Afuera, sobre Aguirre al 300, empezaban a llegar los vecinos. Algunos se acercaban con la excusa de mirar, otros para hablar. El aire se sentía espeso. Había quienes no sabían qué decir y quienes no podían parar de hablar. Sonia fue una de las primeras en contar lo que sabía: su hija era amiga de una chica que vivía en ese mismo edificio. “Conocía al señor. La llevaba todos los días a la escuela. Dice que era un buen hombre”, dijo a este medio.
Sonia también contó que su hija no quiere salir de la casa desde que se enteró. Vive cerca. “Somos de acá”, dijo. El barrio, que hasta ayer era parte de su rutina, hoy le resulta ajeno.
Sonia volvió a hablar. Esta vez, con un tono más apagado. Aseguró que nunca habían vivido algo así en esa cuadra. Que el hombre era amable. Que ella era callada. “Los chicos eran un amor”, agregó una vecina que se sumó a la conversación con los ojos llenos de miedo. Un hombre bajó del edificio, caminó hasta la cinta policial y, sin mirar a nadie, susurró: “¿Cómo pudo hacerle eso a su familia?”. Después se quedó ahí, quieto.
Desde los balcones, otros vecinos se asomaban. Observaban la escena desde arriba, como si mirar desde la altura los protegiera de lo que pasaba abajo. Algunos bajaban, se unían al grupo en la vereda. Nadie hablaba fuerte. Los murmullos flotaban entre las cintas de seguridad, entre los patrulleros, entre los pasos lentos.

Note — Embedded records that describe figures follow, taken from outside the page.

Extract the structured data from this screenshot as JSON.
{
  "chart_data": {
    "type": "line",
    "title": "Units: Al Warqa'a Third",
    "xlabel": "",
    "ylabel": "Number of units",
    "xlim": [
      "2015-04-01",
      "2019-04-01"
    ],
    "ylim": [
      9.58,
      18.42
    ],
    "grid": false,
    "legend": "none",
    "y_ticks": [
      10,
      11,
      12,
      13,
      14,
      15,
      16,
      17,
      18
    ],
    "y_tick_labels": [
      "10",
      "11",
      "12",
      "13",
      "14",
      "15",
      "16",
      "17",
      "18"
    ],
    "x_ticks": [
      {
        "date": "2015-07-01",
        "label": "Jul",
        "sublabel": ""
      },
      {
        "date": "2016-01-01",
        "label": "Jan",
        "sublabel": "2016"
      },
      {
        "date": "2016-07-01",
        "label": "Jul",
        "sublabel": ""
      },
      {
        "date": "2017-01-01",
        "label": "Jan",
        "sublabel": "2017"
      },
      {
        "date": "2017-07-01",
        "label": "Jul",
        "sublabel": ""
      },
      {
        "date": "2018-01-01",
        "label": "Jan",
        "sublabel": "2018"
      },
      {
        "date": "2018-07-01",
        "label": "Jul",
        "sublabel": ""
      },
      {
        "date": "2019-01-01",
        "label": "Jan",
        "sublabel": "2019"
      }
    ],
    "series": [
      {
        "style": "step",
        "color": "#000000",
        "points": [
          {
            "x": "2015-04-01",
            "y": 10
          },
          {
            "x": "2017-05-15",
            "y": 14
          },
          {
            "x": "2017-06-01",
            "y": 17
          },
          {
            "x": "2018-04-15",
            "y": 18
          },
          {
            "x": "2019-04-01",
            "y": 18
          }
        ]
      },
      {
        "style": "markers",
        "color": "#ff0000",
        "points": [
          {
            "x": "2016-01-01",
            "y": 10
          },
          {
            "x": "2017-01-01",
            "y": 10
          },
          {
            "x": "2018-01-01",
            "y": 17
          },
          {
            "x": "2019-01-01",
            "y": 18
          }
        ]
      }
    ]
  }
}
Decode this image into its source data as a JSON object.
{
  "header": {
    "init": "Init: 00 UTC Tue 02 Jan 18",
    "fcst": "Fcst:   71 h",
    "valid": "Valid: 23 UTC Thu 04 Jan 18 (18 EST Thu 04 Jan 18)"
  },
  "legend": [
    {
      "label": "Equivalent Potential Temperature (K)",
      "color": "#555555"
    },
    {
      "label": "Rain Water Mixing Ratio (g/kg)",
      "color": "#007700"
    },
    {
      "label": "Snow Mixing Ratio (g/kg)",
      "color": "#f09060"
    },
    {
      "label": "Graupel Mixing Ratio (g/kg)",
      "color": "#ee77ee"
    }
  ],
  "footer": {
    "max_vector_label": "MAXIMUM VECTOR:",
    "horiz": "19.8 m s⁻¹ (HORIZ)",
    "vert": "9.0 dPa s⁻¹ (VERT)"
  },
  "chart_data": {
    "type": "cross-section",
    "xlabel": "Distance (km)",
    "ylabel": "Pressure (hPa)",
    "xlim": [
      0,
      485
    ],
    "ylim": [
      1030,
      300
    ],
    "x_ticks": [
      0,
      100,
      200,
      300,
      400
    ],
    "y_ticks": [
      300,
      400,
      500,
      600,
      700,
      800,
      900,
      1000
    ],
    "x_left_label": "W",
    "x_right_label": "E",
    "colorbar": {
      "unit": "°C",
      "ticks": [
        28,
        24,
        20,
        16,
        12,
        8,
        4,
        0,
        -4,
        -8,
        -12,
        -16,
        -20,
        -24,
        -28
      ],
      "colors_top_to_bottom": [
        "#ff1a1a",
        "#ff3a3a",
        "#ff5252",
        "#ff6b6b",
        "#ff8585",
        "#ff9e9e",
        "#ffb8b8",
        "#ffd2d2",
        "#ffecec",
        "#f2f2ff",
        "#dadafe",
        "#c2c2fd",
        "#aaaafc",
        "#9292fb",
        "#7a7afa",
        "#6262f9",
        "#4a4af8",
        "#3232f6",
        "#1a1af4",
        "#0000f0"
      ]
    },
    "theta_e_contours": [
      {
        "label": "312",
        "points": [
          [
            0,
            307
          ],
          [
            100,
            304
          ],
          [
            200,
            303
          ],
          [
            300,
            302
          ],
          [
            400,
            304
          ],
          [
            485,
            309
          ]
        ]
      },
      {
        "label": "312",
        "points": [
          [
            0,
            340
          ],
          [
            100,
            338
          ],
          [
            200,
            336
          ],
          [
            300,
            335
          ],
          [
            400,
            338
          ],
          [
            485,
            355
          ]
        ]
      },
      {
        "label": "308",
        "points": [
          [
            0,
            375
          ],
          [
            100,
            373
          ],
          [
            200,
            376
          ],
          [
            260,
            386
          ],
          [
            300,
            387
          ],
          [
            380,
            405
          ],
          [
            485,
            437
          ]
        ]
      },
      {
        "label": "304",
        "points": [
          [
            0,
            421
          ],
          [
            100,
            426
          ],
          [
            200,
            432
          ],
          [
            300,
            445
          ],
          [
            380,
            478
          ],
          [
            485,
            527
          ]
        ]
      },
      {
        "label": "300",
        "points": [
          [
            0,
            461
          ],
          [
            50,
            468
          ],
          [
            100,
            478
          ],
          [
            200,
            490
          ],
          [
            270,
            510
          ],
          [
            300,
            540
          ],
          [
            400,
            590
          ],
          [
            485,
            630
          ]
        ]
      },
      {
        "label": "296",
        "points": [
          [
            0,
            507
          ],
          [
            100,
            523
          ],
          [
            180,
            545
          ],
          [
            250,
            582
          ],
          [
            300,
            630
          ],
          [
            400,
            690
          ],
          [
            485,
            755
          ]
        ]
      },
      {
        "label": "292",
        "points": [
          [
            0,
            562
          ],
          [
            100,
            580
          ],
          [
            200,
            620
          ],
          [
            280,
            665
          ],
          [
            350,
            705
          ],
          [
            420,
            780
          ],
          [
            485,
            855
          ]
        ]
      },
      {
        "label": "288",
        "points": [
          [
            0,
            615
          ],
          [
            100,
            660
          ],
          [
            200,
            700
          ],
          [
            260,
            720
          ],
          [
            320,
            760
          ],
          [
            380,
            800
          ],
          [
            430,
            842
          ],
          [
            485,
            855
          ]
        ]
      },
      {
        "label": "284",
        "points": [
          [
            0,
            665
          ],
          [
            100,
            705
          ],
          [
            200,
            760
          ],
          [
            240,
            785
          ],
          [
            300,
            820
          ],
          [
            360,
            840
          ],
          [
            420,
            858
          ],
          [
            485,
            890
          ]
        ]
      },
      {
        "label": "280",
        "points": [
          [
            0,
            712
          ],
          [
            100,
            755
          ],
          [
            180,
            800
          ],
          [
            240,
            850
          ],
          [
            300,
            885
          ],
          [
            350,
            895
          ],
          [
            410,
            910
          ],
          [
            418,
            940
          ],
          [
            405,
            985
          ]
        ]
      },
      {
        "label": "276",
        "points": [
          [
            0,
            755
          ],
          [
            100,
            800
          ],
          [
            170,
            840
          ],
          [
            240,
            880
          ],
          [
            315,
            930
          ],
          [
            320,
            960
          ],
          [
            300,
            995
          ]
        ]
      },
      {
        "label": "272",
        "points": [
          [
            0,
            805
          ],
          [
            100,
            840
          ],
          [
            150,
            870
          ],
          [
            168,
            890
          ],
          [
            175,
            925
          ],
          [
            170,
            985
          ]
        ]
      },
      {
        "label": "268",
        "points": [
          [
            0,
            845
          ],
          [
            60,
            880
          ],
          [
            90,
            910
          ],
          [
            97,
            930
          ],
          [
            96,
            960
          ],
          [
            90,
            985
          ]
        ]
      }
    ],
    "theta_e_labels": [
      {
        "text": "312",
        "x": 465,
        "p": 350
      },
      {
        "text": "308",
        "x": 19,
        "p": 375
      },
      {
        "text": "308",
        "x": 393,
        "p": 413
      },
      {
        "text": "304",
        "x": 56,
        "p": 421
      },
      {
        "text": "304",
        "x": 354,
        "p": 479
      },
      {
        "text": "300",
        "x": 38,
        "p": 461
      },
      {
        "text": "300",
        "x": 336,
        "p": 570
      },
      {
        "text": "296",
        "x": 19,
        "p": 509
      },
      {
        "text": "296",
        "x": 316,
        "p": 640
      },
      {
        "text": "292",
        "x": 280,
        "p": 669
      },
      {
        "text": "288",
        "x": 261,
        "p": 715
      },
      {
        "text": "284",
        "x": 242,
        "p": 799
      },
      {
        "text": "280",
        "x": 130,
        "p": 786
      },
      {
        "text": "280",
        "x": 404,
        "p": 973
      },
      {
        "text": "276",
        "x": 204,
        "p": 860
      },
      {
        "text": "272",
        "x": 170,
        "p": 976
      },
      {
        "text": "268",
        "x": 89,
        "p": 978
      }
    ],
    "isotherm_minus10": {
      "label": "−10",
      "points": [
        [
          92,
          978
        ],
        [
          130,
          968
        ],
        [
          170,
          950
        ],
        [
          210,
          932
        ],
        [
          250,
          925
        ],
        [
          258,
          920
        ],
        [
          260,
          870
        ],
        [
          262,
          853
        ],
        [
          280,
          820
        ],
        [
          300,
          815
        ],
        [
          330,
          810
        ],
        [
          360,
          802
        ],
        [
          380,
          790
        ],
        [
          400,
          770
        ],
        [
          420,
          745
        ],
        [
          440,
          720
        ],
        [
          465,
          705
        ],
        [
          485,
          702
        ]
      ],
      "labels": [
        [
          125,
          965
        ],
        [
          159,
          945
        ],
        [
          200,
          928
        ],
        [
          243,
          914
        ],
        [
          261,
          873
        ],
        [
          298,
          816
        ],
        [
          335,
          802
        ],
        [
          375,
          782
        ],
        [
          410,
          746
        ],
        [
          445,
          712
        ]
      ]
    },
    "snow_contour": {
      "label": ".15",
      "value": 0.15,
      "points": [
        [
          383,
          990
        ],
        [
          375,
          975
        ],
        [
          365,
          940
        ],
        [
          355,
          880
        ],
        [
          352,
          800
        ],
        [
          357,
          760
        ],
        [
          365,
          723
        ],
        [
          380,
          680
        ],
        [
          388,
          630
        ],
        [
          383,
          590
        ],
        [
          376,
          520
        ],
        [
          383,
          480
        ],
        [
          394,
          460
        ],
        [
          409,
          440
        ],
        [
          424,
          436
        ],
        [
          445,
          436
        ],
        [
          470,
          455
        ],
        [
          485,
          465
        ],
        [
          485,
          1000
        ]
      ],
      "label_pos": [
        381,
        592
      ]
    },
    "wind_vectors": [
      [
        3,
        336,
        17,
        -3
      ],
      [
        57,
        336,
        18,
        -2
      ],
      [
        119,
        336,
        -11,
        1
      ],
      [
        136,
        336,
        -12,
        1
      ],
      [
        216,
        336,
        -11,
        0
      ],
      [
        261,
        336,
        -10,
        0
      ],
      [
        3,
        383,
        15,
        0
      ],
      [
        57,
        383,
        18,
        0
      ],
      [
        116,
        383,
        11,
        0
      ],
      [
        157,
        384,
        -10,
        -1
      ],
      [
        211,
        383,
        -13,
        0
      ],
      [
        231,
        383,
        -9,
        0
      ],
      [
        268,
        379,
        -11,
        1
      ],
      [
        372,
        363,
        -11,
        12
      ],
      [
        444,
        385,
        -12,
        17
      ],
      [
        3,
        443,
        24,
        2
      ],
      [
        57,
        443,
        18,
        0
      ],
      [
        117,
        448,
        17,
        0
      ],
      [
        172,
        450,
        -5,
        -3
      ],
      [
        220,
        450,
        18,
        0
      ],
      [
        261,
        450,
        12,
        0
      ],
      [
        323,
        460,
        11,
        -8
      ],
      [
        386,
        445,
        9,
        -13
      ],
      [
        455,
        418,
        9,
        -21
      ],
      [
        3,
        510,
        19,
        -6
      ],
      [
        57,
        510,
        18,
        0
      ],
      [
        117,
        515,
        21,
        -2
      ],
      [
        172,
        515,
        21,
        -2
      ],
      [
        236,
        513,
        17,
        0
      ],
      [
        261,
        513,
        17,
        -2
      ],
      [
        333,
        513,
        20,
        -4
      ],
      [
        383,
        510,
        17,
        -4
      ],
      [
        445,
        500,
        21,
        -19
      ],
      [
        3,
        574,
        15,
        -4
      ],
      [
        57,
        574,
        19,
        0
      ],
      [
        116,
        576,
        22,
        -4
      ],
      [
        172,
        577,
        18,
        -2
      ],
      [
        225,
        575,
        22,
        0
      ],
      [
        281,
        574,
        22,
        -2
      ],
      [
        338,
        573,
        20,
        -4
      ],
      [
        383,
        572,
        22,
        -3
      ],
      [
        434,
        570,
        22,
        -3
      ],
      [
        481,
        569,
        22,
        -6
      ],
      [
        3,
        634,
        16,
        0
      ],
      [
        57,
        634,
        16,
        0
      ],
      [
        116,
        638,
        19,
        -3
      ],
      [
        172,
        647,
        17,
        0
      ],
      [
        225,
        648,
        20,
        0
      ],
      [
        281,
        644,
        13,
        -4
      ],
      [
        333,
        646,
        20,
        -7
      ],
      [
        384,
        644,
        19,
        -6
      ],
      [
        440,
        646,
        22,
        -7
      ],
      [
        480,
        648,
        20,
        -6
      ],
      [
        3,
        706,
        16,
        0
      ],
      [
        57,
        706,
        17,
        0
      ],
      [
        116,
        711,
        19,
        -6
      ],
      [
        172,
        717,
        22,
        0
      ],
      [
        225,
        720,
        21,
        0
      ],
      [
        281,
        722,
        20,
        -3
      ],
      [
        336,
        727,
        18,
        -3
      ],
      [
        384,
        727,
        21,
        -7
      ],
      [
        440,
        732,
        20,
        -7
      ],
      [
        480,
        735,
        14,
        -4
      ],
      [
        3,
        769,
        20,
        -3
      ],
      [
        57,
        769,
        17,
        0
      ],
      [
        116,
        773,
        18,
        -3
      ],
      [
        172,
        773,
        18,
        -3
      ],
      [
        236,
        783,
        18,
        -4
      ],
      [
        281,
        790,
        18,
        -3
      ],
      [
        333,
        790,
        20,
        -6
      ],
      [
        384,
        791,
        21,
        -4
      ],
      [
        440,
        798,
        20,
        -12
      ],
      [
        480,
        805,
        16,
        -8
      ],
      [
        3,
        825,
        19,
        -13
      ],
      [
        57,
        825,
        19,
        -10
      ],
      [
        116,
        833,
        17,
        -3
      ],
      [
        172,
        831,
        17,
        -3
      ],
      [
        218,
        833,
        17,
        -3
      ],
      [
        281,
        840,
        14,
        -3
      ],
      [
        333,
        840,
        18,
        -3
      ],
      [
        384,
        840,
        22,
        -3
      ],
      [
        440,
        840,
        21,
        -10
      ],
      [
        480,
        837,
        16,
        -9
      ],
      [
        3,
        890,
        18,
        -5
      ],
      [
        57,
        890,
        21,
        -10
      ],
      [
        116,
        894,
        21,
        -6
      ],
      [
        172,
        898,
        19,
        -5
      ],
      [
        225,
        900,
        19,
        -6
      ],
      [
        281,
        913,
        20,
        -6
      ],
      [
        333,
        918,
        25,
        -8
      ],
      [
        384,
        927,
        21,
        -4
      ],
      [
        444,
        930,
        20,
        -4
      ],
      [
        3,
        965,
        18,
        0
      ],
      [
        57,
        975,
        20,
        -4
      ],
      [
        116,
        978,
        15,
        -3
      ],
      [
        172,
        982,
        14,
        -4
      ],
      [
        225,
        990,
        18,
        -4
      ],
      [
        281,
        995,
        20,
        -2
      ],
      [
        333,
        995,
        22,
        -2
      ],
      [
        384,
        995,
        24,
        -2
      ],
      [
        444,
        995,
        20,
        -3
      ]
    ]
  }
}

Anochece en Villa Crespo. El cielo se apaga sobre Aguirre al 295. Pero nadie se va. Como si marcharse fuera una forma de olvidar. Como si quedarse —aunque sea en silencio— fuera lo único posible.
La sobrina de la familia salió a los gritos, desbordada por la angustia. “¡Un poco de respeto!”, exclamó frente a los medios, antes de meterse, acompañada por un hombre y personal policial, en la carpa donde comenzaban a retirar los cuerpos. Desde los balcones, los vecinos del mismo edificio se asomaban para observar con espanto la escena. Nadie hablaba. Solo miraban.
La conmoción y el silencio de los vecinos
La noticia se esparció rápidamente entre vecinos, comerciantes y transeúntes, dejando una estela de incredulidad, tristeza y especulaciones.
Juan Pablo, vecino del edificio, acababa de llegar cuando se enteró de la tragedia. “Solo te puedo decir que es terrible lo que pasó, esos chicos pobrecitos, realmente tremendo”, expresó conmovido, aunque reconoció que apenas los conocía de vista.
Desde la verdulería de la esquina, un comerciante comentó: “No los conocí, pero esto asombró al barrio, no se puede creer”. Una reacción que se repite entre quienes, aunque no tenían trato directo con la familia, sienten el impacto de lo sucedido.
Federico, cajero del supermercado frente al edificio, los recordaba como clientes ocasionales: “Gente normal, no puedo decir más que eso, porque nunca hubo algo que me llamara la atención de alguno de ellos”.
Cecilia, vecina de la casa en diagonal, llegó con sus hijos del colegio y se encontró con el despliegue policial. “Me enteré por la Policía, una locura lo que pasó. Tengo que explicarles a mis hijos porque son chicos y mucho no entienden todo este despliegue de ambulancias y policías. Pobre familia”, dijo con preocupación.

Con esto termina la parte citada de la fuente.